This beautiful, easy to read novel made me choke up at the end. I highly recommend it. Here is my Book Review The Samurai’s Garden: A Novel by Gail Tsukiyama.
1930’s Japan & China
Tsukiyama, who herself is part Chinese and part Japanese, creates a beautiful narrative of 1930’s pre-war China and Japan. We are introduced to a 20-year old young Chinese man, who comes home from university to recover from tuberculosis. His family sends him to their summer home in Japan, to get him out of the city and to help him recover near the sea.
Stephen misses his family, especially his younger sister, but over the course of year he becomes close to Matsu, the caretaker of the families home. Despite the Chinese boy and the Japanese man’s different upbringings, economic status and cultural differences, the two develop a bond. And Stephen learns about Matsu’s secrets, his loyalty and love.
Matsu will teach Stephen about devotion, and survival in a world that prizes honor more than life itself.

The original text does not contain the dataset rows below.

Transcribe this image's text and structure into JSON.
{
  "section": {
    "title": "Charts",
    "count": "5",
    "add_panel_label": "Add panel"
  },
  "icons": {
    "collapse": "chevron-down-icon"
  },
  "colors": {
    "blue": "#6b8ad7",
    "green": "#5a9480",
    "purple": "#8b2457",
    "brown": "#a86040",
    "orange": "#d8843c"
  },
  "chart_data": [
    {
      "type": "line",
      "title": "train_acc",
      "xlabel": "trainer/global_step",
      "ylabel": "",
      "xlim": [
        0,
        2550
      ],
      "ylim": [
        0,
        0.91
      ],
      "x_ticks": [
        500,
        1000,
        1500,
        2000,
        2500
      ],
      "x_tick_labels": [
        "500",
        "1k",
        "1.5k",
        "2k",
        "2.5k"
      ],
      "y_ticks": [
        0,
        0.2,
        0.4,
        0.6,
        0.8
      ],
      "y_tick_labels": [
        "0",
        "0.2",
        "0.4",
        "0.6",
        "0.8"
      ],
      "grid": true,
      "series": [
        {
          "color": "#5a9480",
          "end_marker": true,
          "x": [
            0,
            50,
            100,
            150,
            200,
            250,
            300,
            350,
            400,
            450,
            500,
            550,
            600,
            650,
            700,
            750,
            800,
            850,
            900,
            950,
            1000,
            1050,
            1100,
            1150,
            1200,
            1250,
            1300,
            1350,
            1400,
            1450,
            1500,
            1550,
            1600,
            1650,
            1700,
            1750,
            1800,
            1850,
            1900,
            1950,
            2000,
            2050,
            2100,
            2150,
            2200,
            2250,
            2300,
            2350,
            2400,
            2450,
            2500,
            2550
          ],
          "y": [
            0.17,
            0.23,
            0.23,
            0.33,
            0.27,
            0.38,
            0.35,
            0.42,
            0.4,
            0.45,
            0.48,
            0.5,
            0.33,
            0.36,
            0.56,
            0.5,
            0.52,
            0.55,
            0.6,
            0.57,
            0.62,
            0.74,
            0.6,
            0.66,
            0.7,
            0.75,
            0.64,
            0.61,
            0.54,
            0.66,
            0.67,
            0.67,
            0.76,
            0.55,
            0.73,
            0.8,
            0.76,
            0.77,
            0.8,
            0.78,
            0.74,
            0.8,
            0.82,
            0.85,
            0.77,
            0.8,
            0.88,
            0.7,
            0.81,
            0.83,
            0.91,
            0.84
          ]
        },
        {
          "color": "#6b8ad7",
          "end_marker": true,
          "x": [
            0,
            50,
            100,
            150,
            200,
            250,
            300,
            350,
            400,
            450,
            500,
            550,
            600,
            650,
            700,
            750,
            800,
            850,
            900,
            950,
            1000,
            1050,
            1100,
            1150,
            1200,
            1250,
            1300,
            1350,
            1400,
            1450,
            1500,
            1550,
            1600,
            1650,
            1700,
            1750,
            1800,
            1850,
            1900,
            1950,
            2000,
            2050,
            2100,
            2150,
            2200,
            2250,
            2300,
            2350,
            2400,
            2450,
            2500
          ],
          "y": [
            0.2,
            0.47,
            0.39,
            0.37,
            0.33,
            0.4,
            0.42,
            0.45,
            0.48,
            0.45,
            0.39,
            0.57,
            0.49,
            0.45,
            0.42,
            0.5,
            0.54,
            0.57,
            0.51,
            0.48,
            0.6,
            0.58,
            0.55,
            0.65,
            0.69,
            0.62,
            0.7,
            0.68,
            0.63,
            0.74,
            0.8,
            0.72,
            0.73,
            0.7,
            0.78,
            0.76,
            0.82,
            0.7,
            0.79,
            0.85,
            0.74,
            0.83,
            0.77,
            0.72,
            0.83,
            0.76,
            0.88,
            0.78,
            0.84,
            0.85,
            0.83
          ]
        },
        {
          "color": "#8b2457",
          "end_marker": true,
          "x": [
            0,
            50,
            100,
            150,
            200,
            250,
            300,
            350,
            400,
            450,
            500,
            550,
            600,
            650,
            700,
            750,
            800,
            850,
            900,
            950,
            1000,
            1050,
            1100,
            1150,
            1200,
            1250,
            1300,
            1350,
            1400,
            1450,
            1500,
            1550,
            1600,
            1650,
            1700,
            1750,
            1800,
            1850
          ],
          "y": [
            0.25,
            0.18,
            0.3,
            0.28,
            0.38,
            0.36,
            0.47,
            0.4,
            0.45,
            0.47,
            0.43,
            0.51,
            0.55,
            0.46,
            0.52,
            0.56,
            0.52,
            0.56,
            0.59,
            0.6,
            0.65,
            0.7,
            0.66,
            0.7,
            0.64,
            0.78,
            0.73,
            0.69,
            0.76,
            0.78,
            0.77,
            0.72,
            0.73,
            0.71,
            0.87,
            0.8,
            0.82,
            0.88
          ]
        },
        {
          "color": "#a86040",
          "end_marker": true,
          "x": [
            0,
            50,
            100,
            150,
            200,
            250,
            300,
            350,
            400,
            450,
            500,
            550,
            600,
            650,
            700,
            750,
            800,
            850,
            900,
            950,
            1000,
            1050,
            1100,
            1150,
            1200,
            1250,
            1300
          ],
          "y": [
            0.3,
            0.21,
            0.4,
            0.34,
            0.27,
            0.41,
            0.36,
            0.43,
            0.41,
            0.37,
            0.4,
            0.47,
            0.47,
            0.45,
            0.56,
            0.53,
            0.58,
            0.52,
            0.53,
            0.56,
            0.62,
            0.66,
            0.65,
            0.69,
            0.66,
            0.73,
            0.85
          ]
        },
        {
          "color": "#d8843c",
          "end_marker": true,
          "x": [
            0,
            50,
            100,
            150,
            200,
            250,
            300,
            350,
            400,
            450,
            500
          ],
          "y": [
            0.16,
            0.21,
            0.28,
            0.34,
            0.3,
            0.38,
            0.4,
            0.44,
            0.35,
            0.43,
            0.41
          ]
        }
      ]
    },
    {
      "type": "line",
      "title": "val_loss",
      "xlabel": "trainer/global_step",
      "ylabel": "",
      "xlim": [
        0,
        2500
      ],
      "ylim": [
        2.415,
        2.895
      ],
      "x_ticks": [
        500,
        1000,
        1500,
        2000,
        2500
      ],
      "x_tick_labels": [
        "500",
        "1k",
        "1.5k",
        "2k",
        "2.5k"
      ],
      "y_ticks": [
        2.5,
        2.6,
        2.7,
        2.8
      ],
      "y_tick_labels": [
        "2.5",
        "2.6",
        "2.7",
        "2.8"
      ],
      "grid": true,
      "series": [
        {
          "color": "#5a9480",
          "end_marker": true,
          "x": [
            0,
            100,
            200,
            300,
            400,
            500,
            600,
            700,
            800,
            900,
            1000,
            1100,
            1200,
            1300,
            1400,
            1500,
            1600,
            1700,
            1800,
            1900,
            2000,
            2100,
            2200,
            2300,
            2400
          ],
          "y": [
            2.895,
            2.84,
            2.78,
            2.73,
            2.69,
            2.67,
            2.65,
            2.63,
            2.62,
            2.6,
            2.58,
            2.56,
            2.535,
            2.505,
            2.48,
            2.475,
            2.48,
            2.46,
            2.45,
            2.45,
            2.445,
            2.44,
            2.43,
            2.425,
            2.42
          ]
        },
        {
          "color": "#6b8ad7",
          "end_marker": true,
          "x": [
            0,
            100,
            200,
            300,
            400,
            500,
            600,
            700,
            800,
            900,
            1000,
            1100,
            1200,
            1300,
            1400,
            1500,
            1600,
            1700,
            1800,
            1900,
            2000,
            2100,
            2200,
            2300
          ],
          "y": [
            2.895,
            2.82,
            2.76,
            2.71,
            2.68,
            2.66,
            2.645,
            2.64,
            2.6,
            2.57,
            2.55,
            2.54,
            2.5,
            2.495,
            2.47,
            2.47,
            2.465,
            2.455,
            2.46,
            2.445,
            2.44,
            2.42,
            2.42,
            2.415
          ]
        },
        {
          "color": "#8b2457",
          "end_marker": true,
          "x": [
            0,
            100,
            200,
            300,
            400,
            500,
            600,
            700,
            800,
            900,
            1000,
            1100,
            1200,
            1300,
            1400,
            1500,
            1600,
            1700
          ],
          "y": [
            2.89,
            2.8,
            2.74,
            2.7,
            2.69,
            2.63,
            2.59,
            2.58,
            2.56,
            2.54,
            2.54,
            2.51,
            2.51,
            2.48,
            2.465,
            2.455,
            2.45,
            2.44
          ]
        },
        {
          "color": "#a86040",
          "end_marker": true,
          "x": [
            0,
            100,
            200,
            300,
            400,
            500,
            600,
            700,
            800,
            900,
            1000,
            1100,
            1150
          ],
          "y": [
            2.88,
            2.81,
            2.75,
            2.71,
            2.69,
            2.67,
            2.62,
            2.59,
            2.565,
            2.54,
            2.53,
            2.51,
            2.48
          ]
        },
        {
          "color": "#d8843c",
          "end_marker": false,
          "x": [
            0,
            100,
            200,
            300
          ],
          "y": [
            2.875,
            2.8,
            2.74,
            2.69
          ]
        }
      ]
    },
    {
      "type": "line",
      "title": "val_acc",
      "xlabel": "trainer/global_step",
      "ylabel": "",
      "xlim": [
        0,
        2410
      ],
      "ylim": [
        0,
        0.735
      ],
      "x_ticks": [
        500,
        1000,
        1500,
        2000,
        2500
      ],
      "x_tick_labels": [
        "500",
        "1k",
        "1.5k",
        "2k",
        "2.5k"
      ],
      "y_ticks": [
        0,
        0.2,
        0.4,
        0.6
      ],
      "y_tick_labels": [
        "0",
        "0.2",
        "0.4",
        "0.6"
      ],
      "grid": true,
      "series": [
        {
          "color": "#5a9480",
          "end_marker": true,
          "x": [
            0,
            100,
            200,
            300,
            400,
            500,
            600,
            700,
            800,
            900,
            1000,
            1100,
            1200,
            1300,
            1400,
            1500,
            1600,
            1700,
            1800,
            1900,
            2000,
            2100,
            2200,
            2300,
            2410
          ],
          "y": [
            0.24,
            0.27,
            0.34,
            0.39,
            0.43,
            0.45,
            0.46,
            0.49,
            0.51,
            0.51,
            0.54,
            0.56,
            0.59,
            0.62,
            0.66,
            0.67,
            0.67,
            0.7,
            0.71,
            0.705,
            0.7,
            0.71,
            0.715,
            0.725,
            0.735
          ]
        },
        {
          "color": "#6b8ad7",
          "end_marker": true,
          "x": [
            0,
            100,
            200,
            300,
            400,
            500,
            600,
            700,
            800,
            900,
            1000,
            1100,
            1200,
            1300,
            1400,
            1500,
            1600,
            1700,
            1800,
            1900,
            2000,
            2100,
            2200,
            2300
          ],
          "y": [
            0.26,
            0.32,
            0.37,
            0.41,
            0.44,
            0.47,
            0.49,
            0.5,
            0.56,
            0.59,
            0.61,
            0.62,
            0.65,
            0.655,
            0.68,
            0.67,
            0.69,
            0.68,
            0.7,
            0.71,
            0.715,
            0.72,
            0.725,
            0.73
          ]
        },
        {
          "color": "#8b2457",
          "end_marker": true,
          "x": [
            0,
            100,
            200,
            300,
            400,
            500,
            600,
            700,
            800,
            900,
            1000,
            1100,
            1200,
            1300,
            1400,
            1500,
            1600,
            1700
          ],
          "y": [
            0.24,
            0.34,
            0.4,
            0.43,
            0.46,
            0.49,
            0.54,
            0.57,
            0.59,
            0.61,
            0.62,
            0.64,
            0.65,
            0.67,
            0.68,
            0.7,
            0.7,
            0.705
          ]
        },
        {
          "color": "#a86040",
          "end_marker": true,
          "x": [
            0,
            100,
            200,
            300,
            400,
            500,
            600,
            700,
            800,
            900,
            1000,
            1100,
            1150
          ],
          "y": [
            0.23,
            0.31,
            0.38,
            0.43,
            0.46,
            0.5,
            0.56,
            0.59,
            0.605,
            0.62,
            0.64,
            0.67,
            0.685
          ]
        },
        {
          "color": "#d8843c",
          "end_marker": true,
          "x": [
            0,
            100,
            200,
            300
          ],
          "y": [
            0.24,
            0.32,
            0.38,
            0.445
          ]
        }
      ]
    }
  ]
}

As we learn more about past tragedies in Matsu’s life, Stephen both matures and returns to health.
But when Japan invades China, and World War is mounting, the two friends will say good bye with hopeful hearts to see one another again.
Book Review The Samurai’s Garden: A Novel by Gail Tsukiyama
A short and easy to read novel, with an underlying message of tolerance and love, that goes beyond any Chinese or Japanese story I have read before. *****Five stars for The Samurai’s Garden by Gail Tsukiyama.